Ruben Quesada Recommends:

Y Tu Mamá También. It’s a cinematic masterpiece. Alfonso Cuarón’s direction, along with the brilliant performances by Gael García Bernal and Diego Luna, captures the complexities of youth, desire, and the passage of time. It’s a film I return to whenever I want to explore the intersection of personal and private narratives in my work.

Borderland Apocrypha</i> by Anthony Cody. This collection speaks to me on a personal level. Cody recasts documented history through his familial relationship with the U.S.-Mexico border in poetic form is nothing short of breathtaking. His work reminds me of the power of poetry to confront difficult truths and forge new understandings, much like Claudia Rankine, Mai Der Vang, and Robin Coste Lewis, whose works center on historical documentation.

Magical/Realism: Essays on Music, Memory, Fantasy, and Borders by Vanessa Angélica Villarreal is a collection of lyrical and fragmentary styles that blends personal narrative with broader cultural reflections. These essays reflect on intergenerational legitimacy and identity through reflection on music, pop culture, and spiritualism. These are remarkable, well-researched essays that establish Villarreal as one of the most important scholars and critics of Latinx literature and culture.

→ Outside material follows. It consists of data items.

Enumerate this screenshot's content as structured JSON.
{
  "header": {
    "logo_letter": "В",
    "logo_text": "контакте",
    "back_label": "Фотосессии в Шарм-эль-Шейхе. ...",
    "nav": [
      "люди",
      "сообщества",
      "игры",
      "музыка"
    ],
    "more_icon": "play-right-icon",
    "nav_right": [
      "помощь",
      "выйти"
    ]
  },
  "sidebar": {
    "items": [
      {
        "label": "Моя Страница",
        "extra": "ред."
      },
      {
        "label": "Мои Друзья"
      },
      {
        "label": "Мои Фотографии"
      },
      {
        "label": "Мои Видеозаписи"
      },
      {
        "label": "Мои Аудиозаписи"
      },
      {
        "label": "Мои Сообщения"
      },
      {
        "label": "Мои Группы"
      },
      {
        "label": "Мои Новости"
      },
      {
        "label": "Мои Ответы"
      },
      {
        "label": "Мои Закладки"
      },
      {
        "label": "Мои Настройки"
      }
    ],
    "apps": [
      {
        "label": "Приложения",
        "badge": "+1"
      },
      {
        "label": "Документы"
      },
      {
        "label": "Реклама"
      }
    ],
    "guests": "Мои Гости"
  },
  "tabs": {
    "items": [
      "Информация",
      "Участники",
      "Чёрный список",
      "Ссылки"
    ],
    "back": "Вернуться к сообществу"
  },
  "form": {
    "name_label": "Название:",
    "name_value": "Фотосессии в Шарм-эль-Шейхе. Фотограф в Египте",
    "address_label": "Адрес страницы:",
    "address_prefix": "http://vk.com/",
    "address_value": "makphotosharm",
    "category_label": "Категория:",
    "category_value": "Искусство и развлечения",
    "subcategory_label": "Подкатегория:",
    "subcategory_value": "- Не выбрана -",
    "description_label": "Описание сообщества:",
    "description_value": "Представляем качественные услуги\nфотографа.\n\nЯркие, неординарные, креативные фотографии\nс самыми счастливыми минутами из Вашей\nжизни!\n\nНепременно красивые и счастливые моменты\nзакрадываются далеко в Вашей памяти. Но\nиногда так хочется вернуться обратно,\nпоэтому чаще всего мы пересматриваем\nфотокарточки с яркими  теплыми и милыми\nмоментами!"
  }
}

Ziggy Stardust feels like the perfect musical counterpart to vulnerability and self-discovery. The Rise and Fall of Ziggy Stardust and the Spiders from Mars album by David Bowie. These songs haunt me. I listened to this album through my teens, 20s, and 30s. Bowie’s drag was an omnisexual alien rock star sent to Earth as a messenger. Ziggy Stardust changed how performers could create larger-than-life personas and bring existential themes to popular music.

Writing past midnight. There’s something magical about the quiet hours when the world sleeps. It’s when my mind feels most alive, free from distractions. Some of my most honest and raw poems have emerged during these nocturnal sessions, illuminated only by the glow of my desktop.